L'originalité de l'intrigue tient dans l'évocation de la Première Guerre mondiale à travers l'histoire d'un cheval, fil conducteur du récit, révélateur d'une humanité en souffrance, en ces temps de "boucherie héroïque", comme disait Voltaire. C'est précisément dans les scènes de bataille (à cheval ou dans les tranchées) que le réalisateur se montre le plus inspiré et le plus convaincant. Dans des décors parfaitement reconstitués, il signe une mise en scène fluide et ample, tantôt épique, tantôt poétique. On retiendra deux scènes en particulier : la charge des cavaliers anglais sur leurs montures, face aux mitrailleuses allemandes (belle idée de plan montrant les chevaux finissant seuls l'assaut), et le sauvetage de Joey, pris dans les barbelés sur le no man's land, par un soldat britannique et un soldat allemand.
Hors des champs de bataille, Spielberg se montre malheureusement plus maladroit. Il tarde à lancer vraiment son histoire (le début du film est trop long) et surtout il se laisse aller à une mièvrerie facile, où les bons sentiments sont servis à la louche, appuyés par le jeu des acteurs (Jeremy Irvine et Peter Mullan notamment) qui sont parfois moins subtils que les chevaux (excellemment dressés). On a donc droit à un chapelet de scènes gentillettes célébrant l'amitié entre l'homme et l'animal, valorisant le courage et la dignité, dépassant les problèmes de communication (puisque tous les Allemands et les Français, dans le film, parlent couramment anglais...).

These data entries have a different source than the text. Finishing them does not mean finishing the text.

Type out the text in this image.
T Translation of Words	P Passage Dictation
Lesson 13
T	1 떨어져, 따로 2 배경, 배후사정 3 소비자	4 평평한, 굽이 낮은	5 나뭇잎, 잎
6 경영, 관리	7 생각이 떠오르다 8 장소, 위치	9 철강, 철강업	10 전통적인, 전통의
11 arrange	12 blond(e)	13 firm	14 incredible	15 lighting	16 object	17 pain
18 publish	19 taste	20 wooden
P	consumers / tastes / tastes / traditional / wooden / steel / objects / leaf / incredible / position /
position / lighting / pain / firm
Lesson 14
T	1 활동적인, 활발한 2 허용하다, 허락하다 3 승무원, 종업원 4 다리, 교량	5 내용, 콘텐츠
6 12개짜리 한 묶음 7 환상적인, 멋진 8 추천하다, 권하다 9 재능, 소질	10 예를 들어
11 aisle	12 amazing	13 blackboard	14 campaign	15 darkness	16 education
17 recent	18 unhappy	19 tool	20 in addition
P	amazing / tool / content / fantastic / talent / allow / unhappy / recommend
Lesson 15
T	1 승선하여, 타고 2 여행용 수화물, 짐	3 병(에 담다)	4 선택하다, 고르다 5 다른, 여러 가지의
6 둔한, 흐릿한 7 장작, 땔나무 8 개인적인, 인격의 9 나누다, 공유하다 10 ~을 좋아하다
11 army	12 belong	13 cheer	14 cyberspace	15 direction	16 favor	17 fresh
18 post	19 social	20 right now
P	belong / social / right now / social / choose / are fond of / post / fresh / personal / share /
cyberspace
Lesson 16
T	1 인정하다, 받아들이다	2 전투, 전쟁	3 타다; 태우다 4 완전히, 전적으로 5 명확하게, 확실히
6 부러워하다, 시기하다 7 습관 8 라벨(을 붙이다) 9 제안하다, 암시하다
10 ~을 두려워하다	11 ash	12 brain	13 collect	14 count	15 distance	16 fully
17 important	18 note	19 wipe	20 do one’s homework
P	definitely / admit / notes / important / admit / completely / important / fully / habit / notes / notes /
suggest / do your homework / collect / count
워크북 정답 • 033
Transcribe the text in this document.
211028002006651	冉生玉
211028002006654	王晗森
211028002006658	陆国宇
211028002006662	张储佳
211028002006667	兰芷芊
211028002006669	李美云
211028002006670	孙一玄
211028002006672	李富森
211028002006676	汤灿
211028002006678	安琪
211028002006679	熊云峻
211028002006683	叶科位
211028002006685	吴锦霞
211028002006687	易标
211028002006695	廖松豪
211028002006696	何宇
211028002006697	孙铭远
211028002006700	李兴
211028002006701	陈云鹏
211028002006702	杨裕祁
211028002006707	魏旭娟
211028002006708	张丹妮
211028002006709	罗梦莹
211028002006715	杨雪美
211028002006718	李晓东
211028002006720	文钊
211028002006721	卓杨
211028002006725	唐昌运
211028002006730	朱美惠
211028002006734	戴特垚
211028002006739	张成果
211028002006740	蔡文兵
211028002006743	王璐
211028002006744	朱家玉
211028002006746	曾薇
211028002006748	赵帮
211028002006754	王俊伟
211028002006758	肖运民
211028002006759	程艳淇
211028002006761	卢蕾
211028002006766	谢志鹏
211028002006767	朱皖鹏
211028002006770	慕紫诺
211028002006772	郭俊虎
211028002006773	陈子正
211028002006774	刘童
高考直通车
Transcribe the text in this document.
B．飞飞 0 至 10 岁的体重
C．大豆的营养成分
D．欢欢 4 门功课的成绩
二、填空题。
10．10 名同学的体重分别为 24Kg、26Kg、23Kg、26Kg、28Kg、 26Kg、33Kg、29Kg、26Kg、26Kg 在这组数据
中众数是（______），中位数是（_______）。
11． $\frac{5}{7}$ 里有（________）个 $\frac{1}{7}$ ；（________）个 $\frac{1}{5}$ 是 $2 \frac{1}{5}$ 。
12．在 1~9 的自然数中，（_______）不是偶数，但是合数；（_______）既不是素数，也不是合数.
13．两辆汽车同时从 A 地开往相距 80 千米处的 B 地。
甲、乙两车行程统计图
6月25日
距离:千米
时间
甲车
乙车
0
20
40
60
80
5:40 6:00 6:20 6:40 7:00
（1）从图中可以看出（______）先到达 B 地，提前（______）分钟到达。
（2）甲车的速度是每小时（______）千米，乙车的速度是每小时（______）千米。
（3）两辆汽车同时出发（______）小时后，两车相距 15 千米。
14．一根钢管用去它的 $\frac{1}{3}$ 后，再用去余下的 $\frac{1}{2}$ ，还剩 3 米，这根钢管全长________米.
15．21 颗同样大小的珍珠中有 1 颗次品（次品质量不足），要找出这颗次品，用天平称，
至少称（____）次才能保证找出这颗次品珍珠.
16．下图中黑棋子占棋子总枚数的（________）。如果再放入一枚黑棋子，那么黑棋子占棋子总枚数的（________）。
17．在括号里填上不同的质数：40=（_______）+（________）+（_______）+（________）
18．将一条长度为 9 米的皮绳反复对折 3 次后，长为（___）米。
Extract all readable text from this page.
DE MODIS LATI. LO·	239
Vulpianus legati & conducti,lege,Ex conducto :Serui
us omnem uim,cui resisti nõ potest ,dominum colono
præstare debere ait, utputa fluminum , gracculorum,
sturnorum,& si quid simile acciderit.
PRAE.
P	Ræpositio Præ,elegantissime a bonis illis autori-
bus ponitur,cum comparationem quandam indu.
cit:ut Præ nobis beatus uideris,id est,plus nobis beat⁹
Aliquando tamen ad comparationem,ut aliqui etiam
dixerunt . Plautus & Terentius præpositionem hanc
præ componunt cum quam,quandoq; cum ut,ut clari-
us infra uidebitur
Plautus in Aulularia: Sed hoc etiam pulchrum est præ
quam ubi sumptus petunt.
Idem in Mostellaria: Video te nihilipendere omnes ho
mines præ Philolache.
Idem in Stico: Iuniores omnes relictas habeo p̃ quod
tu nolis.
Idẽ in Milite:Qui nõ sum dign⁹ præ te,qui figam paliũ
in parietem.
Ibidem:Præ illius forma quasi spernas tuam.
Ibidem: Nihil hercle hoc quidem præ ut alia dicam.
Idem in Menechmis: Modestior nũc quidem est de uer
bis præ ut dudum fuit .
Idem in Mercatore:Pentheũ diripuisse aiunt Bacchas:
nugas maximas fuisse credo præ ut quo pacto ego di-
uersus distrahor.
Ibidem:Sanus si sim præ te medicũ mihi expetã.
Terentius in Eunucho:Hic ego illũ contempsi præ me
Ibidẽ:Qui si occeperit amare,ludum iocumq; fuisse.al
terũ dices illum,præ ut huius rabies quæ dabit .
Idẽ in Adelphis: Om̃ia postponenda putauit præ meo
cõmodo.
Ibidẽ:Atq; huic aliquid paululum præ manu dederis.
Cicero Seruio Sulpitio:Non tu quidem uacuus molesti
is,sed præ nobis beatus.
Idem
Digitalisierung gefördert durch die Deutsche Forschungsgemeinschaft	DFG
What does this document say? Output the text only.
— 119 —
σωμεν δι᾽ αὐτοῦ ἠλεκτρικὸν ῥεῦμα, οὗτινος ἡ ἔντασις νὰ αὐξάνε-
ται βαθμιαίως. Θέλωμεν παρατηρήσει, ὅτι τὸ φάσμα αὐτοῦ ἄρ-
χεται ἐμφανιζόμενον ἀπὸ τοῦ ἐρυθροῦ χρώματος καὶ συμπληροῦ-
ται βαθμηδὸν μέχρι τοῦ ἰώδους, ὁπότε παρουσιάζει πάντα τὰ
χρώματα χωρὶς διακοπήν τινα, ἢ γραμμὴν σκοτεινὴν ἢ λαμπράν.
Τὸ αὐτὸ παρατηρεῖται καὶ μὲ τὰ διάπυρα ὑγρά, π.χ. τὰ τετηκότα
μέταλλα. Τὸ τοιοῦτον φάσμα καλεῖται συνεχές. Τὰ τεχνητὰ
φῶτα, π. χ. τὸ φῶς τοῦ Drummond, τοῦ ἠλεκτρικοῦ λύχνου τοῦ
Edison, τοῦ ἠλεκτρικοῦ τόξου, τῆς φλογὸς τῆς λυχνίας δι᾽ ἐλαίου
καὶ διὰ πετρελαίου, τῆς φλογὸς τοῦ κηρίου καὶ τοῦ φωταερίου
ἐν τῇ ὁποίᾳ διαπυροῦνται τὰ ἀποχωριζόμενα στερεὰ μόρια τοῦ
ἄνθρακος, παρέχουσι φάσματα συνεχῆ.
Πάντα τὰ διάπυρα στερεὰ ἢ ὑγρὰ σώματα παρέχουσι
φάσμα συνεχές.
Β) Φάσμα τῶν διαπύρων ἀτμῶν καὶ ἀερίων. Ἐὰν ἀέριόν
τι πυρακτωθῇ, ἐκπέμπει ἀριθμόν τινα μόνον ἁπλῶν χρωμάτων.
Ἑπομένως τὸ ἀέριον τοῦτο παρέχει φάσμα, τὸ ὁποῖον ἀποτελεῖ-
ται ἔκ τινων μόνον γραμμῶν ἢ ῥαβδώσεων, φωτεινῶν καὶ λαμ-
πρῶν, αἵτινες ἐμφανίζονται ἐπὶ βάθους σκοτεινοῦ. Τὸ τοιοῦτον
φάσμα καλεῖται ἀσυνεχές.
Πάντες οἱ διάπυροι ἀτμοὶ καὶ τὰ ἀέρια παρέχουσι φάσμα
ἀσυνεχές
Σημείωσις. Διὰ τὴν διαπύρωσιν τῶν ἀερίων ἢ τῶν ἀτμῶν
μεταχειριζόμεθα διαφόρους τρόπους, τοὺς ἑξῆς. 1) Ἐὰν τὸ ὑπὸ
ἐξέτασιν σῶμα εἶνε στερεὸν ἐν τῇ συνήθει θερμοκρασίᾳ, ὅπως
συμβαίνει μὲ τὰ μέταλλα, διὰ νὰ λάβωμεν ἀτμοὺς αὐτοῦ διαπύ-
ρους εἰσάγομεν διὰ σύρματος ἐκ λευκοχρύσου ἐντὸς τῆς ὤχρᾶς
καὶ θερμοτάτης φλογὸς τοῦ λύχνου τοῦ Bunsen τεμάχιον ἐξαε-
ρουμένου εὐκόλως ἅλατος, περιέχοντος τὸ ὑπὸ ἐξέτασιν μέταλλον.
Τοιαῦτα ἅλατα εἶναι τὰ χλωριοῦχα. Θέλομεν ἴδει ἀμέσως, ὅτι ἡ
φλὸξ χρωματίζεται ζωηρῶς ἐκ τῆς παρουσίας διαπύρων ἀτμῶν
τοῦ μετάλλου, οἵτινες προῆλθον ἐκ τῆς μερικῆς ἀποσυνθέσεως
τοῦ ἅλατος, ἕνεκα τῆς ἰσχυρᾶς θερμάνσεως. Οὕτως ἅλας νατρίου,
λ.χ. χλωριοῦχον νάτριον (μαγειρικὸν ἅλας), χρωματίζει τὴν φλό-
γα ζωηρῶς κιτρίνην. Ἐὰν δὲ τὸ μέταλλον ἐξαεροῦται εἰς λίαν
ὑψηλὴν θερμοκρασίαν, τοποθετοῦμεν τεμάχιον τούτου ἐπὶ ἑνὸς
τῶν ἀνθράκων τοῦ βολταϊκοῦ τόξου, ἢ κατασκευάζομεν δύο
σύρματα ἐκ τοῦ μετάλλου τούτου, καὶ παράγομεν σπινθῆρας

Sans oublier quelques images d'Épinal. Le tout bercé par une musique très lyrique de John Williams.
Paradoxalement, le cinéaste a donc sorti l'artillerie lourde non pas pour filmer les batailles, mais pour saisir le quotidien. L'esthétique de la séquence finale, digne d'Autant en emporte le vent, sur fond de ciel flamboyant, est vraiment pompière. Simplicité et sobriété auraient probablement mieux servi l'émotion...
Au final, ce Cheval de guerre, dans sa tonalité, dans son style, apparaît comme un film d'un autre âge.